It can be hard to know when it’s time to replace your AC unit. AC units are expensive and should last for a long time, but there comes a point where an AC unit is so old that the cost of repairing it outweighs the cost of buying a new AC unit. In this article, we’ll go over some signs that show that you may need to replace your AC, so you can make an informed decision on whether or not now is the right time.

When to replace your AC 

The best time to replace AC is when it is no longer functioning correctly or efficiently. If your AC has become noisy, won’t turn on, or failed to cool the room properly for a few days in a row, you should contact an AC technician immediately.

If your AC unit is old and inefficient, replacing it will result in significant savings over time as using less energy can save up to 20% on annual electric bills, which could add up to thousands of dollars per year depending on how much electricity you use. 

When buying an AC replacement, most consumers are torn between choosing one with higher SEER ratings but that costs more upfront versus those with lower SEER rates, but monthly payments may be cheaper due to their financing plan structure. You can find out more about this at and inform yourself on the matter even further. Essentially, both options have pros and cons, so it’s important to weigh the options carefully when making your AC replacement decision.

How much does AC Replacement Cost? 

The cost of AC replacement will depend on many factors, like where you live and what type of AC unit that you need, but overall costs can range from $800 all the way up to five digits depending on size and energy efficiency level. 

If replacing an existing AC, purchase a new one with at least the same SEER rating as the old one for optimal savings over time – in some cases, it may be worth buying a slightly more expensive model even if monthly payments are higher because there could still be substantial savings over time thanks to less electricity usage which saves money both upfront and long-term. 

AC Systems have a Lifespan of 10-15 years

The lifespan of AC units is typically around ten to fifteen years. When you replace an AC unit, it’s important that the new AC system matches your home’s needs and specifications as closely as possible.

Think about how much time has passed since you bought your AC, and if it’s old enough for a replacement. You might be surprised how old AC units can get in just a few years, but they’re not the only things that change over time:

  • Your home changes (more insulation added, new windows installed)
  • Climate changes (upgrading to AC with more SEER rating for warmer climates or adding heat strips for colder climates) 
  • HVAC system needs changing from gas to electric or vice versa

The Basics of AC’s

Something everyone should know about AC’s before they start shopping is the basics of what size and type to get.

The first thing anyone should do is measure their space so that they know how much cubic feet per minute (CFM) airflow it needs, which will help in choosing a unit. 

This number can be found by multiplying the length times width plus height divided by 2700. For example, if your measurements say you need 150 CFM then 150 x 120 + 180 = 36000/2700=150 or 1200 sq ft total area for a single room or multiple rooms with windows open all day long would require 600 – 700 CFM.

Types of AC’s

As for types, there are two major ones: window-mounted units and central systems installed inside the home. Both come in different sizes and shapes.
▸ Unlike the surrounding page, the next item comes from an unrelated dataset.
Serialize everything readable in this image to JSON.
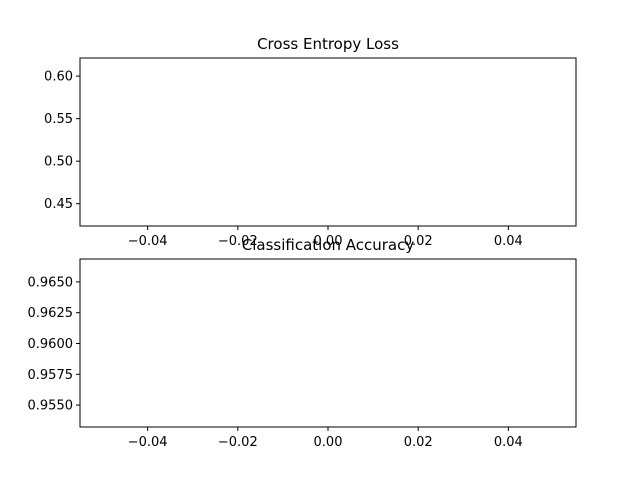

Window units are easy to install, but they require a window or outside wall that is unobstructed by trees, buildings, or other structures. 

Central systems can be installed with the help of an HVAC professional; however, there may need to be adjustments made for the installation, such as cutting into walls where vents will enter rooms. Central systems also have a higher price tag than standalone ones, so it’s important to figure out what kind best fits your needs before purchasing one. 

How to choose a new AC unit in 2021

Choosing an AC unit can be a difficult task, especially in 2021. We are now entering the age of smart homes, and there is no shortage of new technology to choose from when it comes to choosing an AC unit for your home or office.

The first step is choosing which type you would like: window-mounted, wall-hung, split system, portable air conditioner (PAC), or central cooling only? 

Central cooling systems will typically require more space than other units, but they can cool large spaces much quicker while also being able to provide heating during the winter months as well. The downside is that these types take up quite a bit of room both vertically and horizontally, so this might not be ideal if you’re limited on space in either area, such as with small windows or in a small home.

Split system AC’s are the most popular type of unit on the market today because they provide heating and cooling with one unit instead of two separate ones as is needed for central systems. The downside to choosing split-system air conditioning is that some models can be quite noisy when operating, so if you’re looking for something quieter, this might not be your best option. 

PACs come in both window-mounted or wall hung styles, which makes them extremely versatile, but also means that there’s more than one way to find out how much space it will take up in your house before purchasing it. Portable ac units typically only cool down about 25 degrees Fahrenheit below the temperature outside, while their counterparts like wand-style HVAC provides an even greater range.

central air conditioning units

There’s no time like the present to start investigating what type of AC system will best suit your needs. Keep in mind that you’ll want an air conditioning installation professional on hand to help with all the technical stuff, so be sure to plan ahead and book a date for one as soon as possible. 

Plenty of homeowners are opting for energy-efficient systems right now because they offer lower monthly utility bills and higher resale values than traditional units do.